Respon Furash dan Raven sama seperti Alvia sebelumnya, mereka bingung kala mendengar penuturan Alvia mengenai latar belakang Giovanni yang membuat semua orang garuk kepala, apalagi kini mereka ada dalam sebuah rubanah.
Terus menerus mendengar kata rubanah, Giovanni hanya jadi semakin heran dan kebingungan. Bukan karena Giovanni tak tahu apa itu rubanah, melainkan bagaimana bisa dia berada di dalam salah satunya saat ini.
Rubanah ialah sebuah tempat yang hanya dapat diakses melalui suatu pintu masuk rahasia di dalam tempat-tempat atau struktur tertentu–biasanya yang memiliki banyak energi Mana dan didiami oleh banyak monster.
Di dalam rubanah sendiri menyimpan banyak harta dan artefak-artefak berharga sehingga membuat banyak pemburu monster dan harta yang masuk ke dalamnya.
Alvia dan rekan-rekannya awalnya mengira kalau Giovanni adalah salah seorang anggota party pemburu monster yang masuk ke rubanah.
Namun, cerita Giovanni menyangkal dugaan mereka. Ketiganya pun menaruh rasa penasaran besar pada latar belakang Giovanni yang sebenarnya.
Furash lantas menjelaskan pada Giovanni kalau saat ini mereka berada di sebuah rubanah yang terletak di wilayah ujung selatan Upper Land, dekat daerah pesisir berdekatan dengan padang pasir Scorche.
Wilayah tersebut berada sangat jauh dari tempat tinggal Giovanni dan hal ini membuat pertanyaannya makin bertambah.
Oleh sebab itu, Giovanni pun memutar otak dan berpikir untuk kembali ke tempat di mana Alvia bersama dua rekannya pertama kali menemukannya.

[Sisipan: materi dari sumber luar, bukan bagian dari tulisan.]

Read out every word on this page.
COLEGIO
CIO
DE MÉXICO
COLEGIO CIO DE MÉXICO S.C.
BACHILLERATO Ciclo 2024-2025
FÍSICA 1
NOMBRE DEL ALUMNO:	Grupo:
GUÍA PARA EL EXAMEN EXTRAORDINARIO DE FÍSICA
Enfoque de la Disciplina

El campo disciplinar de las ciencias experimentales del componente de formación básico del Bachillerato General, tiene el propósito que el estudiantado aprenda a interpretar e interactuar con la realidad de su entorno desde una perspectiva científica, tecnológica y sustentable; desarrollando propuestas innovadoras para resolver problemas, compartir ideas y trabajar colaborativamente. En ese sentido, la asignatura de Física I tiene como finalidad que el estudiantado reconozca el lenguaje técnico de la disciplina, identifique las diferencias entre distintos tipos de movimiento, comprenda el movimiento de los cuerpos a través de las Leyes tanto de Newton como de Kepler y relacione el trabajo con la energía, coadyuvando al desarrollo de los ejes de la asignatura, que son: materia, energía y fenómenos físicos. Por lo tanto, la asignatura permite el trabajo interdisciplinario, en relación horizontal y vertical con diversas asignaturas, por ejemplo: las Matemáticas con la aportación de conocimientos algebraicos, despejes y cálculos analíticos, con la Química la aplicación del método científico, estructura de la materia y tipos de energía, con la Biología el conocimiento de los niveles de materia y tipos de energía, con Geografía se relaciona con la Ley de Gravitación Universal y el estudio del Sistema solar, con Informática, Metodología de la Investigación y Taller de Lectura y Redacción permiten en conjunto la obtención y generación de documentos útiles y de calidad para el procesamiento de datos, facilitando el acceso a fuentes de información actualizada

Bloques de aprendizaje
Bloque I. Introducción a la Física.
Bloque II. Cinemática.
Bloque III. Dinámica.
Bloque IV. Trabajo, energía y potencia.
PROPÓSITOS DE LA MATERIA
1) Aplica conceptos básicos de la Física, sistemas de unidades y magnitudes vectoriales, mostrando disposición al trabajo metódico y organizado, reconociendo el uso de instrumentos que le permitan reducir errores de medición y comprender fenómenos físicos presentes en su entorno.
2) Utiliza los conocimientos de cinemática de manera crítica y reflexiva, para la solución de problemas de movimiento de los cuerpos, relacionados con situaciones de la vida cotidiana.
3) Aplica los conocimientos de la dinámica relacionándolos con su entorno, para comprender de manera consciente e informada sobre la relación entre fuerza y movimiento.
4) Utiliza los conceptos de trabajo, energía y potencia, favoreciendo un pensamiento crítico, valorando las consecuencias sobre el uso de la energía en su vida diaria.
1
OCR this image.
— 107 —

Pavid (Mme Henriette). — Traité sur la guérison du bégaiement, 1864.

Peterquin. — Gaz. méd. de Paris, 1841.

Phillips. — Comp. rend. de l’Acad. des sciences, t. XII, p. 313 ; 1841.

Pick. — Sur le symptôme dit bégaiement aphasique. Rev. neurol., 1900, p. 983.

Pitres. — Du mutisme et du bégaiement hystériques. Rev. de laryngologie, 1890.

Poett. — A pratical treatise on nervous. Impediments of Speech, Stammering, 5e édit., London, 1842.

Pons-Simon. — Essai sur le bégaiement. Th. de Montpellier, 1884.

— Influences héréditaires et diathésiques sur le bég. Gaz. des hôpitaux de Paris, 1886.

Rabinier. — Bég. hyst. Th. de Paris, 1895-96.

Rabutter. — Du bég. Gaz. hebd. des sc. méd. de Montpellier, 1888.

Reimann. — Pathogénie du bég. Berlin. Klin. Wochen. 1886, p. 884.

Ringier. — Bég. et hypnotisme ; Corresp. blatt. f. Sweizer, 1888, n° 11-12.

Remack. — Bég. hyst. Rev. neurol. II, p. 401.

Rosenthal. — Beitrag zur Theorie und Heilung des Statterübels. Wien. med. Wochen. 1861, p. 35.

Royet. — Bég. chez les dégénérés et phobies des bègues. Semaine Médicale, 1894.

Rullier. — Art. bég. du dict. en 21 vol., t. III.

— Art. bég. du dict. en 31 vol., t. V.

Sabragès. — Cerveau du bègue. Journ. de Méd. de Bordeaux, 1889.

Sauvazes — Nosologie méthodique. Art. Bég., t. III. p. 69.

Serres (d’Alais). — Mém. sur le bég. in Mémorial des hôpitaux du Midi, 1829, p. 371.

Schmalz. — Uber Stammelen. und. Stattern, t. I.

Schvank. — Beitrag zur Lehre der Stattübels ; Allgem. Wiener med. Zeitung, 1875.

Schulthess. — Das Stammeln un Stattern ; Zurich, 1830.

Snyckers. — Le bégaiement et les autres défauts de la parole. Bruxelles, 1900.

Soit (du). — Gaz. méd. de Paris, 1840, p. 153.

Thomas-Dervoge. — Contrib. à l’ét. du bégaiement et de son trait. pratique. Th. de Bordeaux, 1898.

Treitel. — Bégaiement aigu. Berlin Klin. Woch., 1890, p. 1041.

Giovanni meminta bantuan mereka bertiga.
Furash, Raven dan Alvia langsung berdiskusi untuk mempertimbangkan membantu Giovanni atau tidak. Mereka juga punya agenda tersendiri yang harus segera diselesaikan. Selepas beberapa saat, akhirnya mereka pun memutuskan.
"Baiklah, kami bersedia membantumu. Tapi, asalkan dengan satu syarat. Apa kau bersedia melakukannya?" ujar Furash.
"Syarat apa? Uhh, kalau masih dalam kemampuanku maka aku akan bersedia." Giovanni agak kurang percaya diri, sebab melihat kondisi tubuhnya saat ini.
Itu pula yang jadi alasan mengapa party Furash mau membantu Giovanni dengan persyaratan.
"Oke!" Furash beranjak dari tempat duduk. "Inilah syaratnya ...."
***
Ditemani oleh party pemburu monster itu, Giovanni kembali ke tempat di mana mereka menemukannya. Tiga kilometer mereka berempat berjalan, melewati jalur berbatu dan lereng yang cukup terjal. Furash menggendong Giovanni selama perjalanan, sedang Alvia memimpin di depan sementara Raven menjaga barisan di belakang.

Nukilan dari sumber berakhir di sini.